QM9790 Fabric Issues: Duplicate LID Learned on Multiple Ports and Switch Unresponsiveness

Hi,

We’re running a data center with multiple NVIDIA Quantum QM9790 InfiniBand Switch switches in a fabric, and we’ve encountered some instability with a subset of newly added switches.

Here’s the situation:

  • Some of the newer switches occasionally become unresponsive (appear “hung”).

  • Prior to this, we performed partial GPU server relocations — specifically, some servers were moved and reconnected to different IB switches.

  • The switches that were not involved in these changes remain stable.

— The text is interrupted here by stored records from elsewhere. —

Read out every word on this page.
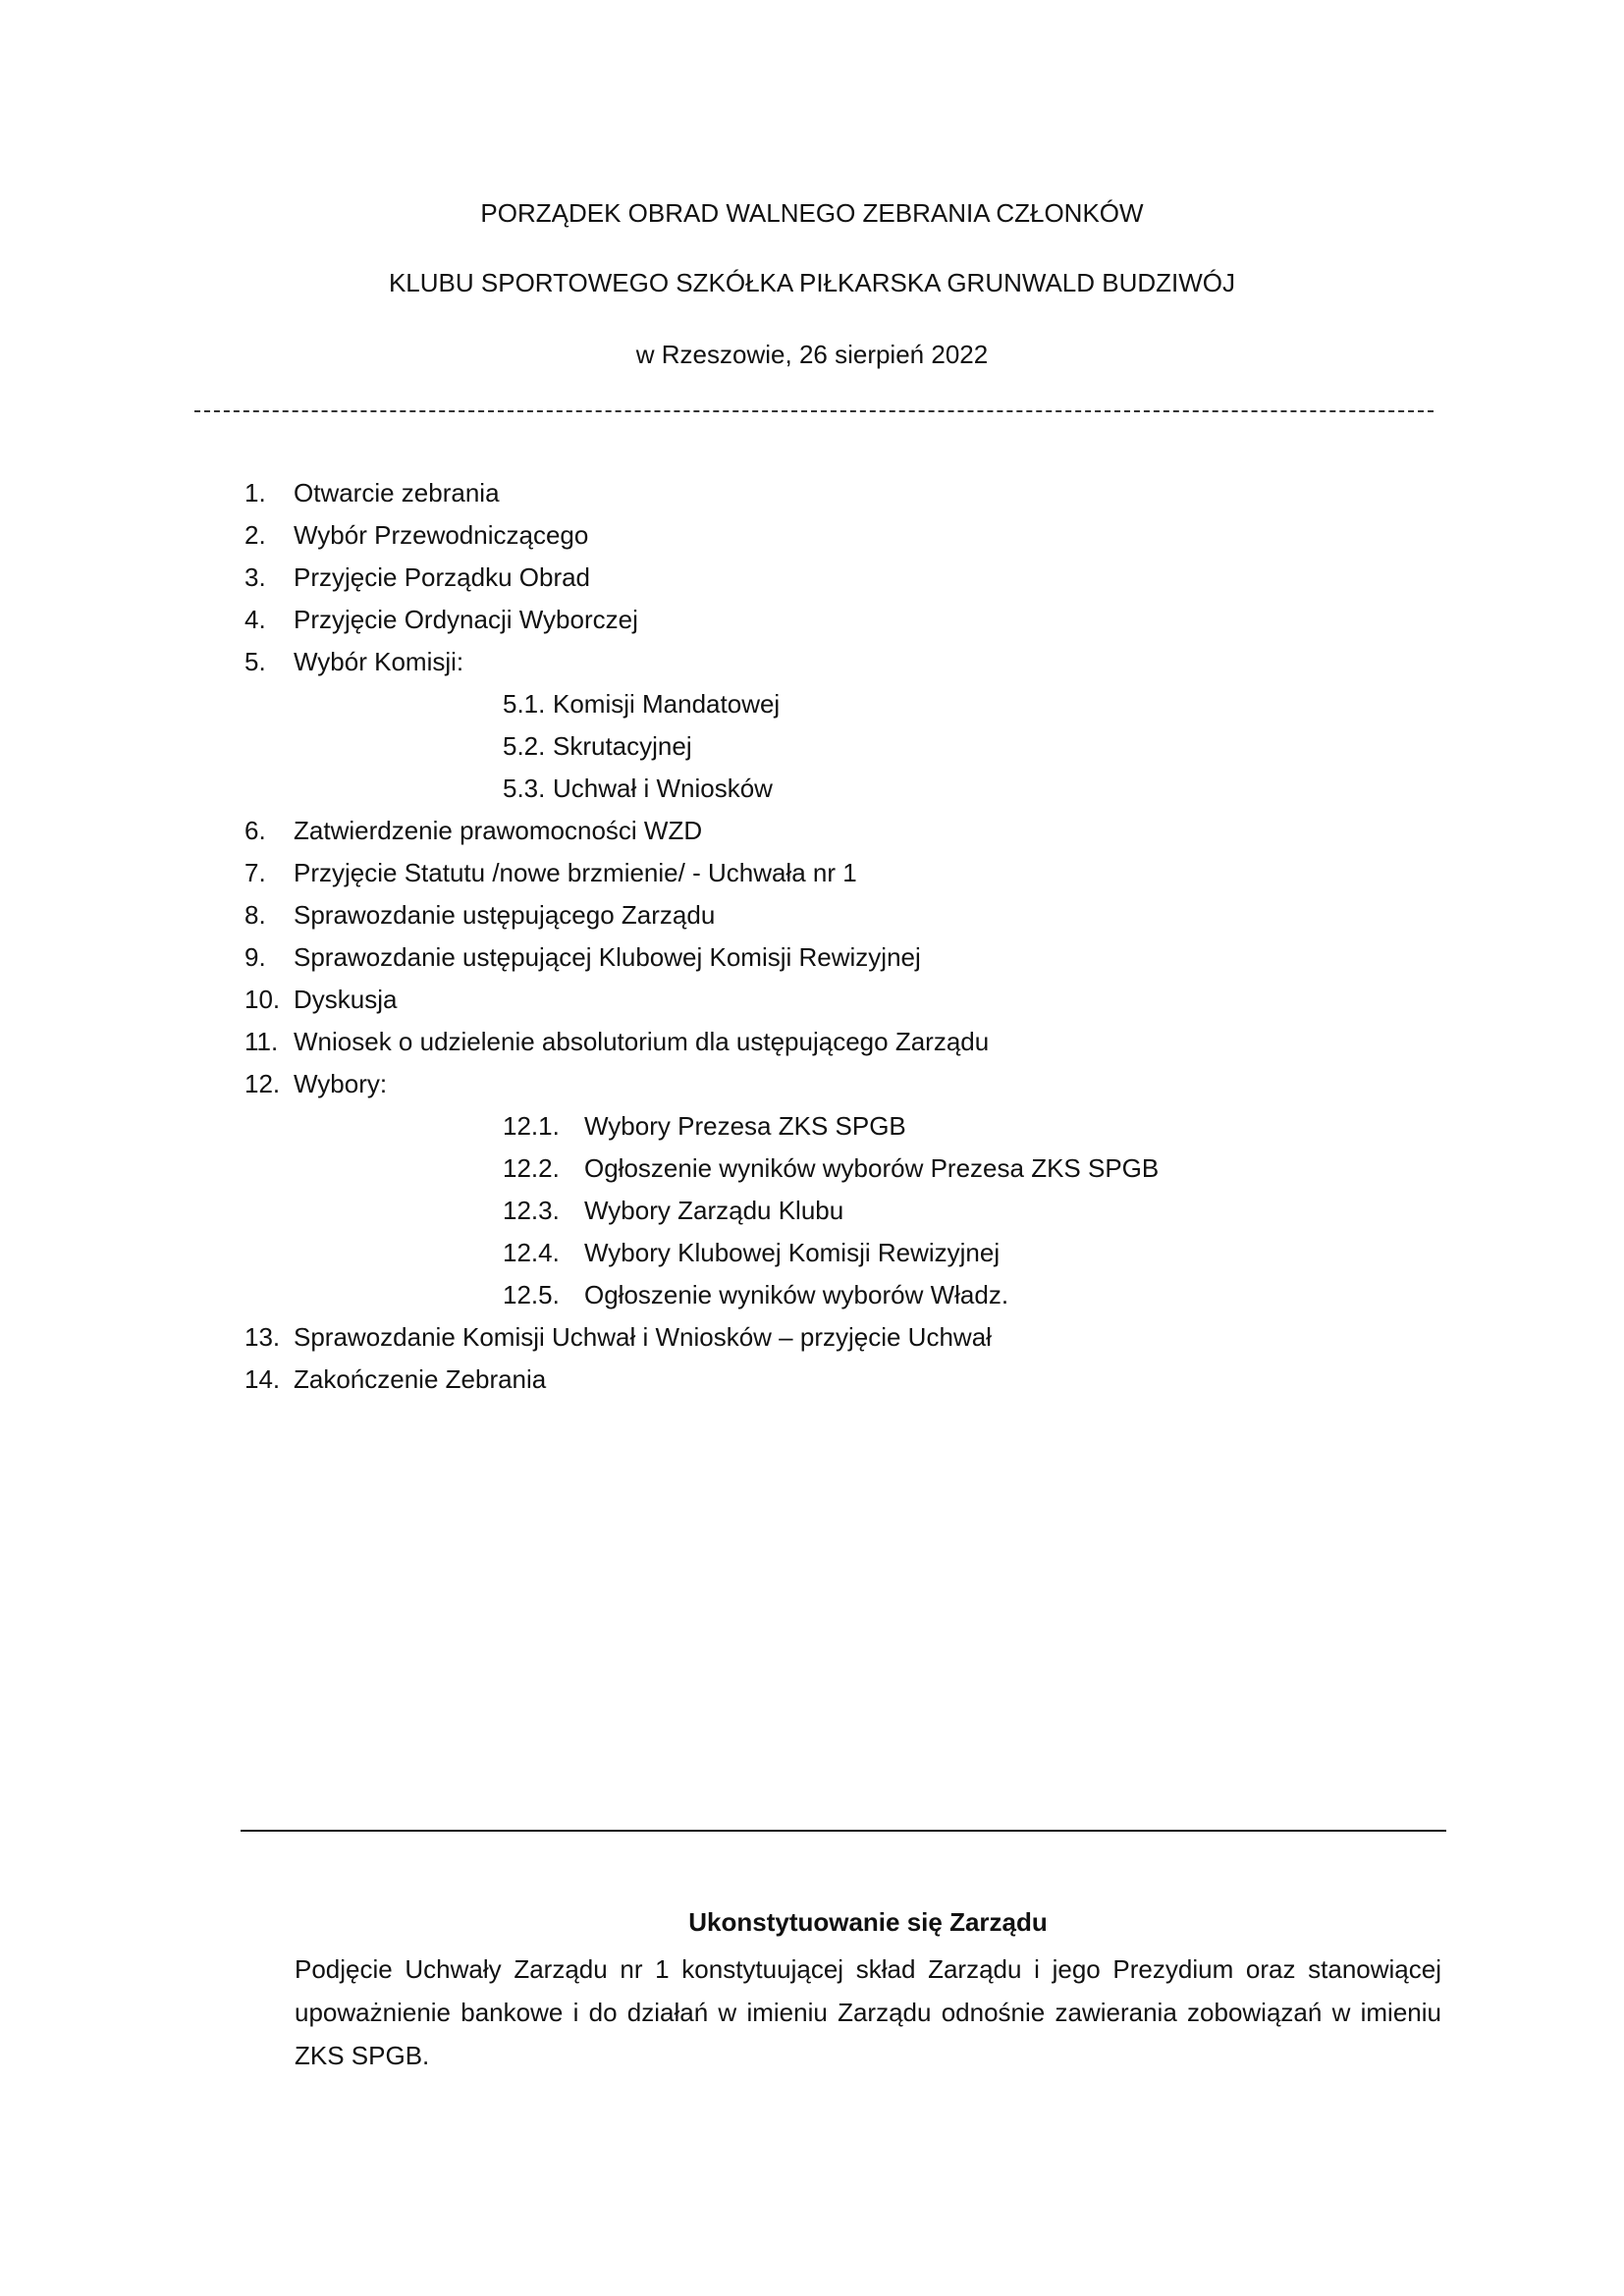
PORZĄDEK OBRAD WALNEGO ZEBRANIA CZŁONKÓW
KLUBU SPORTOWEGO SZKÓŁKA PIŁKARSKA GRUNWALD BUDZIWÓJ
w Rzeszowie, 26 sierpień 2022
1. Otwarcie zebrania
2. Wybór Przewodniczącego
3. Przyjęcie Porządku Obrad
4. Przyjęcie Ordynacji Wyborczej
5. Wybór Komisji:
5.1. Komisji Mandatowej
5.2. Skrutacyjnej
5.3. Uchwał i Wniosków
6. Zatwierdzenie prawomocności WZD
7. Przyjęcie Statutu /nowe brzmienie/ - Uchwała nr 1
8. Sprawozdanie ustępującego Zarządu
9. Sprawozdanie ustępującej Klubowej Komisji Rewizyjnej
10. Dyskusja
11. Wniosek o udzielenie absolutorium dla ustępującego Zarządu
12. Wybory:
12.1. Wybory Prezesa ZKS SPGB
12.2. Ogłoszenie wyników wyborów Prezesa ZKS SPGB
12.3. Wybory Zarządu Klubu
12.4. Wybory Klubowej Komisji Rewizyjnej
12.5. Ogłoszenie wyników wyborów Władz.
13. Sprawozdanie Komisji Uchwał i Wniosków – przyjęcie Uchwał
14. Zakończenie Zebrania
Ukonstytuowanie się Zarządu
Podjęcie Uchwały Zarządu nr 1 konstytuującej skład Zarządu i jego Prezydium oraz stanowiącej upoważnienie bankowe i do działań w imieniu Zarządu odnośnie zawierania zobowiązań w imieniu ZKS SPGB.
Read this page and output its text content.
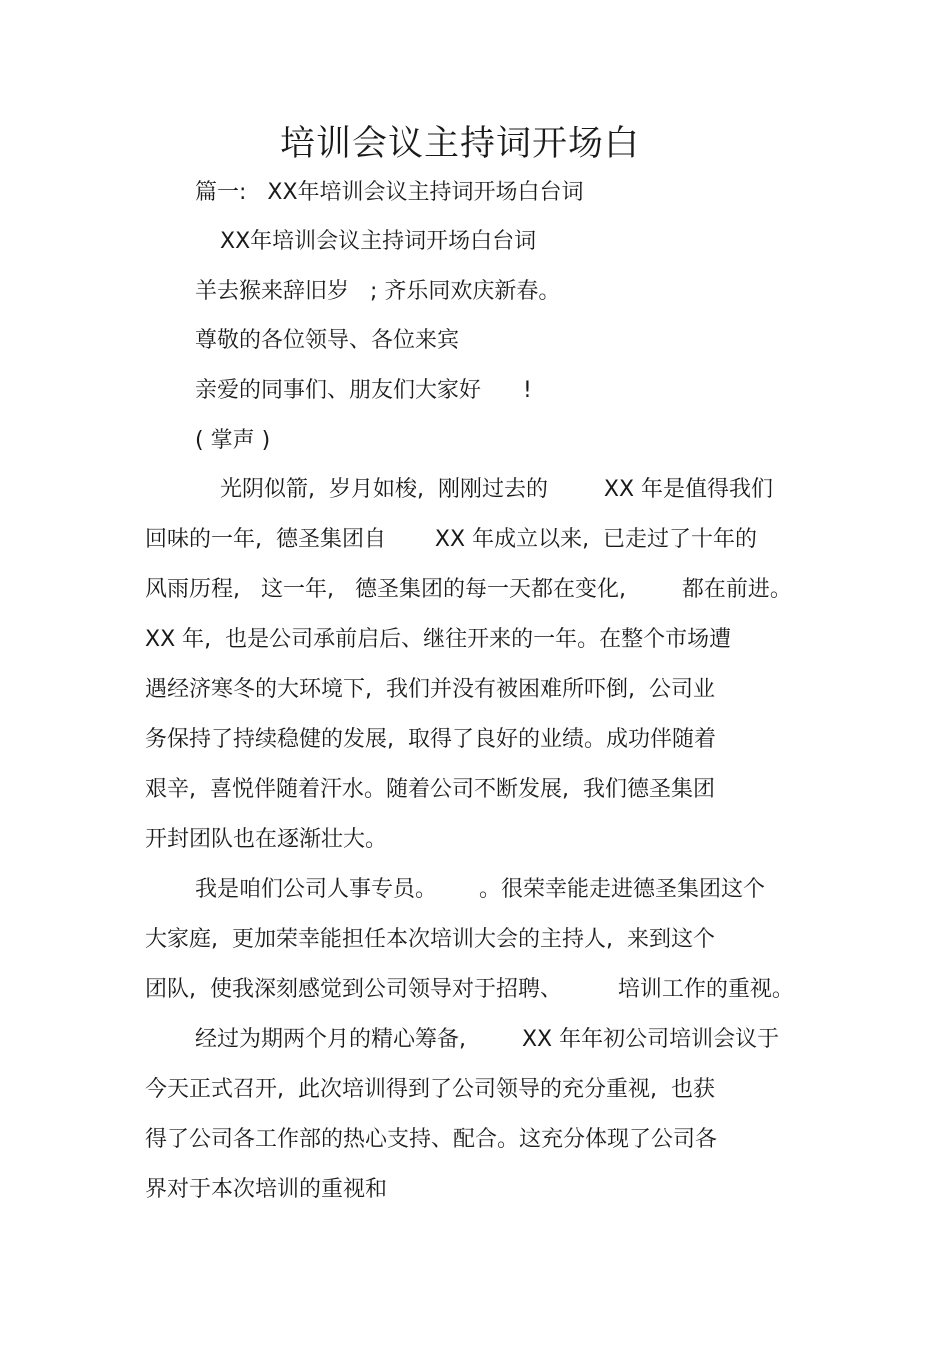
培训会议主持词开场白
篇一:   XX年培训会议主持词开场白台词
XX年培训会议主持词开场白台词
羊去猴来辞旧岁   ; 齐乐同欢庆新春。
尊敬的各位领导、各位来宾
亲爱的同事们、朋友们大家好      !
( 掌声 )
光阴似箭,  岁月如梭,  刚刚过去的        XX 年是值得我们
回味的一年,  德圣集团自       XX 年成立以来,  已走过了十年的
风雨历程,   这一年,   德圣集团的每一天都在变化,        都在前进。
XX 年,  也是公司承前启后、继往开来的一年。在整个市场遭
遇经济寒冬的大环境下,  我们并没有被困难所吓倒,  公司业
务保持了持续稳健的发展,  取得了良好的业绩。成功伴随着
艰辛,  喜悦伴随着汗水。随着公司不断发展,  我们德圣集团
开封团队也在逐渐壮大。
我是咱们公司人事专员。      。很荣幸能走进德圣集团这个
大家庭,  更加荣幸能担任本次培训大会的主持人,  来到这个
团队,  使我深刻感觉到公司领导对于招聘、        培训工作的重视。
经过为期两个月的精心筹备,        XX 年年初公司培训会议于
今天正式召开,  此次培训得到了公司领导的充分重视,  也获
得了公司各工作部的热心支持、配合。这充分体现了公司各
界对于本次培训的重视和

From the logs and observations:

  • We’re seeing repeated errors indicating that the same LID is being learned from multiple ports.

  • When running iblinkinfo, the command hangs or times out when it tries to query the problematic switches, and only proceeds after skipping them.

  • This behavior seems isolated to the switches connected to the relocated GPU nodes.

Our current suspicion is:

  • The IB HCAs on the GPU servers may still be using stale LIDs after the relocation.

  • This could be causing LID conflicts or inconsistent forwarding behavior in the fabric.

Questions:

  1. Have you seen similar issues where LID conflicts occur after moving nodes within the fabric?

  2. What is the recommended way to ensure LIDs are properly re-assigned after topology changes? (e.g., SM restart, node reboot, or manual cleanup)

  3. Could this lead to switches becoming unresponsive, or is there likely another root cause we should investigate?

  4. Are there specific tools or commands you recommend to validate LID consistency across the fabric?

Any insights would be greatly appreciated.

Hi

You need to open a case and check it with Technical support engineer.

When you open a case please collect & upload ufm system and ibdiagent file.

#ibdiagnet -r --pc --pm_pause_time 300-P all=1 --extended_speeds all --pm_per_lane --reset_phy_info --get_phy_info --get_cable_info

#tar cvf ibdiagnet.tar /var/tmp/ibdiagnet2/

/HyungKwang

Thanks hyungkwangc

your suggestion will help me.

I’ll do it that soon..